Oldest stockbrokerage lists on JSE
Chair of Barita Investments limited, Rita Humphrey-Lewin, affixes the Barita sign to the listing board of the Jamaica Stock Exchange, last Thursday. In the background is Curtis Martin, chairman of the Jamaica Stock Exchange.
Barita Investments Limited made its debut on the Jamaica Stock Ex-change (JSE) Thursday, three decades after its founding by Rita Humphries-Lewin.
The securities firm's 445,001,824 ordinary shares, which were listed at $2.50 per unit, will trade under the symbol BIL, while its 99,900,000 series 'A' preference shares will bear the symbol BILVPA, and its 'B' prefs, numbering 4,540,000, will trade as BILVP.
Each class of prefs was listed at $3.
The ordinary stock traded up 30 cents, or 12 per cent to $2.80, but traded flat Friday.
The listing follows an initial public offering in December that raised $420 million of equity capital for Barita, way short of its $1.1 billion target.
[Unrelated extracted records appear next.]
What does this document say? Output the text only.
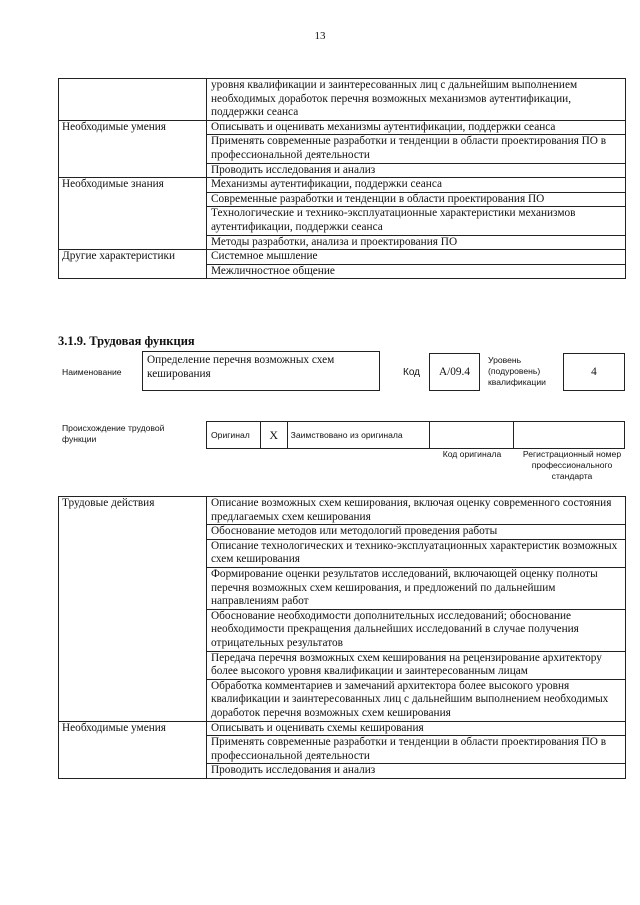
13
	уровня квалификации и заинтересованных лиц с дальнейшим выполнением необходимых доработок перечня возможных механизмов аутентификации, поддержки сеанса
Необходимые умения	Описывать и оценивать механизмы аутентификации, поддержки сеанса
	Применять современные разработки и тенденции в области проектирования ПО в профессиональной деятельности
	Проводить исследования и анализ
Необходимые знания	Механизмы аутентификации, поддержки сеанса
	Современные разработки и тенденции в области проектирования ПО
	Технологические и технико-эксплуатационные характеристики механизмов аутентификации, поддержки сеанса
	Методы разработки, анализа и проектирования ПО
Другие характеристики	Системное мышление
	Межличностное общение
3.1.9. Трудовая функция
Наименование
Определение перечня возможных схем кеширования	Код	A/09.4
Уровень (подуровень) квалификации
4
Происхождение трудовой функции	Оригинал X Заимствовано из оригинала
Код оригинала	Регистрационный номер профессионального стандарта
Трудовые действия	Описание возможных схем кеширования, включая оценку современного состояния предлагаемых схем кеширования
	Обоснование методов или методологий проведения работы
	Описание технологических и технико-эксплуатационных характеристик возможных схем кеширования
	Формирование оценки результатов исследований, включающей оценку полноты перечня возможных схем кеширования, и предложений по дальнейшим направлениям работ
	Обоснование необходимости дополнительных исследований; обоснование необходимости прекращения дальнейших исследований в случае получения отрицательных результатов
	Передача перечня возможных схем кеширования на рецензирование архитектору более высокого уровня квалификации и заинтересованным лицам
	Обработка комментариев и замечаний архитектора более высокого уровня квалификации и заинтересованных лиц с дальнейшим выполнением необходимых доработок перечня возможных схем кеширования
Необходимые умения	Описывать и оценивать схемы кеширования
	Применять современные разработки и тенденции в области проектирования ПО в профессиональной деятельности
	Проводить исследования и анализ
It is the seventh of the 11 broker members of the JSE to list, or whose parent operations are listed.
ja needs debt exchange
Humphries-Lewin, who chairs Barita and remains its principal shareholder, was upbeat about her company's prospects in 2010, despite the relatively low take-up of the IPO that was to fund the company's expansion.
Speaking more broadly on the Jamaican economy, Humphries-Lewin, who founded Barita in 1977, offered support for the new Jamaica Debt-Exchange programme.
"We needed the debt exchange badly," she said.
"We know we will have to make some adjustments in the beginning. But, we can't continue to borrow to pay our bills. In the industry, every-body is in support. You recognise that if there is no change we will suffer in the long run."
Lewin said the take-up of the Barita IPO was enough to satisfy stock exchange rules of a minimum 20 per cent public ownership, with 22.5 per cent of ordinary shares 100 per cent of preference shares now held by minority partners.
Humphries-Lewin said the limited take-up of the share offer would not affect the company's plans to expand its unit trust offerings, develop individual retire accounts (IRAs) and trading in foreign securities.
She added that the company had the option of going back to the market, or securing capital by other means.
"Capital is easy to come by," said Humphries-Lewin, adding that the IPO was not so much about raising money for the firm but to gain that 20 per cent equity participation required to list.
The company currently has $11.8 billion in assets and an $849 million capital base.
Barita's capital adequacy ratio now stands at 54 per cent, five-fold the 10 per cent required by the Financial Services Commission, and a capital ratio of 91 per cent, or nearly two times the 50 per cent tier one capital requirement.